There is a verse that becomes clearer the longer you watch conversations about Scripture.
“For the time will come when they will not endure sound doctrine; but after their own lusts shall they heap to themselves teachers, having itching ears.”
Notice what Paul actually said.
He did not say people would stop talking about the Bible.
He said they would stop enduring sound doctrine.
In other words, people will still quote verses. They will still say “the Bible says.” They will still claim to be teaching Scripture. Yet the moment the text confronts their beliefs, they reject it.
Instead of adjusting their beliefs to match the Scripture, they begin searching for teachers who will tell them what they prefer to hear.
That is what itching ears means.
Truth becomes uncomfortable.
Correction becomes offensive.
Context becomes optional.
So what happens next?
Verses get lifted out of context.
Assumptions get attached to the text.
Doctrines get built around what people want the Bible to say instead of what it actually says.
Then when someone slows the conversation down and asks people to look at the full passage, or asks them to compare Scripture with Scripture, suddenly that person becomes the problem.
Paul warned this would happen.
Not outside discussions about God.
Inside them.
That is why Scripture repeatedly tells believers to examine what they hear.
“They received the word with all readiness of mind, and searched the scriptures daily, whether those things were so.”

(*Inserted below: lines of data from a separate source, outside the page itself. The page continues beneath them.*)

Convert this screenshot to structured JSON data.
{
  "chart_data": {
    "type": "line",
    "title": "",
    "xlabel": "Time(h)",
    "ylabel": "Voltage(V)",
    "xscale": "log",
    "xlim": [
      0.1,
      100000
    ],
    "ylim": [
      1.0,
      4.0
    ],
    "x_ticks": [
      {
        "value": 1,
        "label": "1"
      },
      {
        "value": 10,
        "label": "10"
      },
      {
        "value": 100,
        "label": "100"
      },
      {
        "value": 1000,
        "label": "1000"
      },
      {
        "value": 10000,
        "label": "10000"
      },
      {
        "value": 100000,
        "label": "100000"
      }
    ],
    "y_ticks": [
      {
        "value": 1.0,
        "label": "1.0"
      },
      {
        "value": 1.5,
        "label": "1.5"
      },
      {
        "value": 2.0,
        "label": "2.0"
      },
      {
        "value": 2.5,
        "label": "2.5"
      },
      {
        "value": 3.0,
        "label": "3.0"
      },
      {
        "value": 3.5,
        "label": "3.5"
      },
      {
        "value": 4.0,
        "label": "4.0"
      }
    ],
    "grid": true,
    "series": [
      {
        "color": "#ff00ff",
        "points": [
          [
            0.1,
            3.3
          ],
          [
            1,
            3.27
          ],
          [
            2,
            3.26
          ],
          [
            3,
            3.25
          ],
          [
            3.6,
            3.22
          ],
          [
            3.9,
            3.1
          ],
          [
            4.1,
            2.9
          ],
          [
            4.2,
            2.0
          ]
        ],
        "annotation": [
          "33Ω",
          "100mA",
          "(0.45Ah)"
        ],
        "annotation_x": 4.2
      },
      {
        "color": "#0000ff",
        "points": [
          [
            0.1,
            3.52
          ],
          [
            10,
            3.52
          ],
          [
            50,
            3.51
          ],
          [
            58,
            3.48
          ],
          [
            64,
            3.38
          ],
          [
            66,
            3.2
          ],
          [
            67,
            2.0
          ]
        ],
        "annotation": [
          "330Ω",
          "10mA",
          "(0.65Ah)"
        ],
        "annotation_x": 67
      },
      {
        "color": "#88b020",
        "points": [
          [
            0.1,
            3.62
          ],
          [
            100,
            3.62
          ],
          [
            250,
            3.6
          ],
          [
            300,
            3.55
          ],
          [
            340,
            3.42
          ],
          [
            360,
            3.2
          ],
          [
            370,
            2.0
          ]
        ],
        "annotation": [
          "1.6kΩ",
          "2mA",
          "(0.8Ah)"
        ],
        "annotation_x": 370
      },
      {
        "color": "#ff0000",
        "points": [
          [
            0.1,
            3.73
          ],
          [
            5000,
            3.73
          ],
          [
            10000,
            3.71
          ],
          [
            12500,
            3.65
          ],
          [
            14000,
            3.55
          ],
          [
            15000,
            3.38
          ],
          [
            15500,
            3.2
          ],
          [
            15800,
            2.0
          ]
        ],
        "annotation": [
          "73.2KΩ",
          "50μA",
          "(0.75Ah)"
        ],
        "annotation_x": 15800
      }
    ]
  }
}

The Bereans did not reject teaching.
They verified it.
They listened carefully, then they went to the Scriptures themselves to see if what was being taught actually matched the text.
Truth can withstand examination.
False doctrine cannot. False doctrine survives by avoiding context, ignoring passages that challenge it, and repeating conclusions that the text itself never actually says.
Eventually every believer has to answer a simple question.
Are we willing to let Scripture speak for itself?
Or are we only willing to accept interpretations that agree with what we already believe?
Because Paul warned us that a time would come when many people would no longer endure sound doctrine.
If we are honest, we are watching that happen right in front of us.